Por todo ello, cuando el viernes por la tarde, la madre de mi hijo, a la que me niego a llamar mi “ex” (como si fuera una especie de apéndice tóxico que un cirujano hubiera extirpado de mi cuerpo), se casó con el hombre que ha conseguido que ella vuelva a sonreír (espero, Rafa, que sigas siempre siendo otra parte imprescindible del verbo “cuidar”), yo lo viví como si fuera también partícipe privilegiado de la fiesta. Fue así como ella volvió a mi casa, que no ha dejado de ser nuestra casa, y allí la peinaron, la maquillaron, se vistió con un precioso traje que le quedaba como un guante a su cuerpo de atleta, y salió del brazo de nuestro hijo, tan guapo con su traje de hombrecito al que me resisto a dejar de ver como el niño que cada mañana se acurrucaba junto a mí en la cama. En ese instante, cuando él le entregó a ella el ramo de flores del campo que había preparado Fer, la otra pata de esta mesa de cariños posibles, sentí que todo lo vivido había merecido la pena. Y que aunque desde fuera pueda parecer extraño lo nuestro - this is us, por usar el título de una conocida serie norteamericana – ha sido y es una obra de orfebrería que será, sin duda, lo mejor que yo haga en mi vida. Al lado de esto, todo lo demás, mi trabajo, los libros, mis compromisos públicos, son apenas unas motas de polvo que se depositan ligeras sobre esta fuente sólida de abrazos y bailes.
Gracias a Loly, y a Fer, que son como unos duendes mágicos que no dejan de revolotear sobre mi cabeza con frecuencia llena de pájaros, todo lo difícil se vuelve fácil. Y comprendo que todo eso que a veces no sabemos sacar de los renglones de la teoría es una compleja praxis que exige disciplina, afecto y sonrisas. Lo más opuesto a la culpa y las migrañas. Nada que ver con los raíles inútiles con frecuencia de la “normalidad”. Un ejercicio, a veces muy complicado, de salir de ti mismo para ser en y con otros. El delicado baile tan nutritivo de las preposiciones bien puestas.

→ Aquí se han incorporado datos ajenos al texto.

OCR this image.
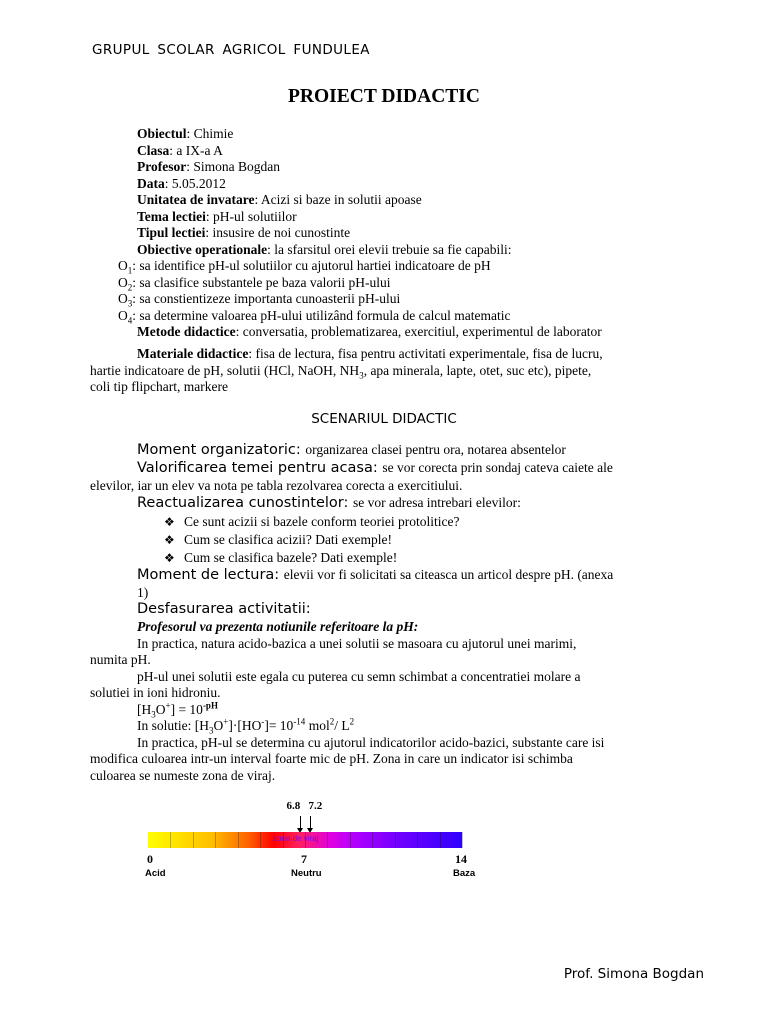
GRUPUL SCOLAR AGRICOL FUNDULEA
PROIECT DIDACTIC
Obiectul: Chimie
Clasa: a IX-a A
Profesor: Simona Bogdan
Data: 5.05.2012
Unitatea de invatare: Acizi si baze in solutii apoase
Tema lectiei: pH-ul solutiilor
Tipul lectiei: insusire de noi cunostinte
Obiective operationale: la sfarsitul orei elevii trebuie sa fie capabili:
$O_1$: sa identifice pH-ul solutiilor cu ajutorul hartiei indicatoare de pH
$O_2$: sa clasifice substantele pe baza valorii pH-ului
$O_3$: sa constientizeze importanta cunoasterii pH-ului
$O_4$: sa determine valoarea pH-ului utilizând formula de calcul matematic
Metode didactice: conversatia, problematizarea, exercitiul, experimentul de laborator
Materiale didactice: fisa de lectura, fisa pentru activitati experimentale, fisa de lucru,
hartie indicatoare de pH, solutii (HCl, NaOH, $NH_3$, apa minerala, lapte, otet, suc etc), pipete,
coli tip flipchart, markere
SCENARIUL DIDACTIC
Moment organizatoric: organizarea clasei pentru ora, notarea absentelor
Valorificarea temei pentru acasa: se vor corecta prin sondaj cateva caiete ale
elevilor, iar un elev va nota pe tabla rezolvarea corecta a exercitiului.
Reactualizarea cunostintelor: se vor adresa intrebari elevilor:
❖ Ce sunt acizii si bazele conform teoriei protolitice?
❖ Cum se clasifica acizii? Dati exemple!
❖ Cum se clasifica bazele? Dati exemple!
Moment de lectura: elevii vor fi solicitati sa citeasca un articol despre pH. (anexa
1)
Desfasurarea activitatii:
Profesorul va prezenta notiunile referitoare la pH:
In practica, natura acido-bazica a unei solutii se masoara cu ajutorul unei marimi,
numita pH.
pH-ul unei solutii este egala cu puterea cu semn schimbat a concentratiei molare a
solutiei in ioni hidroniu.
$[H_3O^+] = 10^{-pH}$
In solutie: $[H_3O^+]\cdot[HO^-]= 10^{-14}$ mol$^2$/ $L^2$
In practica, pH-ul se determina cu ajutorul indicatorilor acido-bazici, substante care isi
modifica culoarea intr-un interval foarte mic de pH. Zona in care un indicator isi schimba
culoarea se numeste zona de viraj.
6.8 7.2
zona de viraj
0	7	14
Acid	Neutru	Baza
Prof. Simona Bogdan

El viernes ya de madrugada, Pepe, uno de los mejores amigos de mi hijo, le dijo a los recién casados algo así como “yo estoy contento al veros tan felices”. En esa declaración tan de verdad, tan fresca como lo es el espíritu de un chico joven que mira con curiosidad la vida, estaba todo dicho. La mejor definición de lo que supone vivir la felicidad como algo real y no como esa especie de eslogan con que nos confunden los escaparates. Un ejercicio gozoso y tan apetitoso como uno de esos dulces que a mí me vuelven loco. El continuo aprendizaje que para mí, para todos, supone sumar y cuidar. Como lo hacen las manos de Fer, imprescindibles para que no haya ningún factor que altere el resultado de la suma. Tan responsables ellas, sus manos, de que yo no siga por los tejados buscando una novela de la que ser protagonista. Así somos, primera personal del plural. Donde reside el secreto que nos permite seguir celebrando, aprendiendo, trabajando. De la misma forma que nuestros abuelos y nuestras abuelas cultivaban esa lechugas que luego, rociadas de aceite, sabían mejor que las perdices de los cuentos.